LABOUR has categorically denied claims that Richard Leonard was an architect of the dodgy pay deal that cost women workers their wages.

Kezia Dugdale's successor was a GMB union organiser before entering Holyrood.

He spent 25 years as a workers' representative.

Yesterday Scottish Labour staff issued a strong denial that Leonard had helped create the equal pay dispute that led to the current 48-hour strike by women at Glasgow City Council.

As many as 8000 staff have refused to work as they call for an urgent end to the 12-year dispute, which began with discriminatory pay rules brought in by Labour councillors in 2006.

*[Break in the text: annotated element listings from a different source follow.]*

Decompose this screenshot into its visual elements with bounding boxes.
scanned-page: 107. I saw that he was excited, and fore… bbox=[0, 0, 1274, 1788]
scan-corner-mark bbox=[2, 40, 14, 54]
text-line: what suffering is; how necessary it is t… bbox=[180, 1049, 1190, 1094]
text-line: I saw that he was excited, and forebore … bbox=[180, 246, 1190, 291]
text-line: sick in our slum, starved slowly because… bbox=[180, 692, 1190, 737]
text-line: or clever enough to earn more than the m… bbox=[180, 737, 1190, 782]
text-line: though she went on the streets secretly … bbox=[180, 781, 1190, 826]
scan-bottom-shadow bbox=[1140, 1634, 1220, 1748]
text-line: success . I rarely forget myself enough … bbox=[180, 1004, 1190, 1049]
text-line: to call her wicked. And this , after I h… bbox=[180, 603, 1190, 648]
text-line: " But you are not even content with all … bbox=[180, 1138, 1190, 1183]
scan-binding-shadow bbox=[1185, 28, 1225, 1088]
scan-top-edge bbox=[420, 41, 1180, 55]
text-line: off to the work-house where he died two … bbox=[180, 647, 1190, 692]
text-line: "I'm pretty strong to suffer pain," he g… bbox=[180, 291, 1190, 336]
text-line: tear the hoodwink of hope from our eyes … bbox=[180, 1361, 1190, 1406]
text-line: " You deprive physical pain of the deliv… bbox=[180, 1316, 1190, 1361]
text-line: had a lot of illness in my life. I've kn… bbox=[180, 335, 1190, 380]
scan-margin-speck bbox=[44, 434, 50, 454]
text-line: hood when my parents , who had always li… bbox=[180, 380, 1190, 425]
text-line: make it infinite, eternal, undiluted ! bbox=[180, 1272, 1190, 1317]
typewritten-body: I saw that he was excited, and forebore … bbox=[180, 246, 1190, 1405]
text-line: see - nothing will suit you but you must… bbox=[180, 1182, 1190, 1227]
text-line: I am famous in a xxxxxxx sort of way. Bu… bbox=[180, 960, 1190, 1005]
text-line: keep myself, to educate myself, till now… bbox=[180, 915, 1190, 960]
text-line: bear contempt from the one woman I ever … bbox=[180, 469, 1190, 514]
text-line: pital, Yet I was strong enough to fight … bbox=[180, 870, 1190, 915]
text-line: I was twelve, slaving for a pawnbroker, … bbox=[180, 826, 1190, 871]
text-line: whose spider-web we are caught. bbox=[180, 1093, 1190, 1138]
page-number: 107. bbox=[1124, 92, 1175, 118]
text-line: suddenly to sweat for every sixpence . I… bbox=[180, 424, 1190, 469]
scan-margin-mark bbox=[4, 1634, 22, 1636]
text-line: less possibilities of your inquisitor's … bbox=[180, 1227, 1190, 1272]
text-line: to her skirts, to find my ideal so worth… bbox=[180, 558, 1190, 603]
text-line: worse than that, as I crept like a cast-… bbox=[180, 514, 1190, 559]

While the current SNP administration has ended the £2.5 million legal battle begun by its Labour predecessors – and aims to make a pre-Christmas settlement offer – workers say progress is too slow.

Leonard was amongst prominent Labour figures to offer "solidarity" to the women on social media.

However, questions about his role in the dispute intensified after lawyer Ian Smart – former president of the Law Society of Scotland and a Scottish Labour veteran – claimed that Leonard had helped create the unfair framework.

On Tuesday he tweeted: "The reason there was a strike in Glasgow today was because, in 2006, the GMB insisted on a deal with discriminatorily terms in favour of their male members. Advised by the GMB’s then research officer, @LabourRichard That’s just an unfortunate fact."

The comment was circulated widely by Scottish users of the social network, including Glasgow councillor Mhairi Hunter and MP Stewart McDonald, both of the SNP.

Now Scottish Labour has issued a statement refuting the claim.

The party told the pro-Labour Red Robin blog: “At the time in question Richard Leonard was a GMB organiser representing workers predominantly in the private sector, not at Glasgow City Council.

"He had no involvement whatsoever at any point in local authority Job Evaluation Schemes or discriminatory deals. He won equal pay claims for women workers in distilleries and dockyards, in factories and power stations across Scotland over two decades, and is happy to stand on his record of delivery on equal pay.

"Furthermore, Richard Leonard was never a research officer at the GMB. This merely another attempt to distract from the central issue of the strike over equal pay at Glasgow City Council – the council must end its intransigence, halt its anti-trade union actions and rhetoric, and resolve the equal pay dispute.”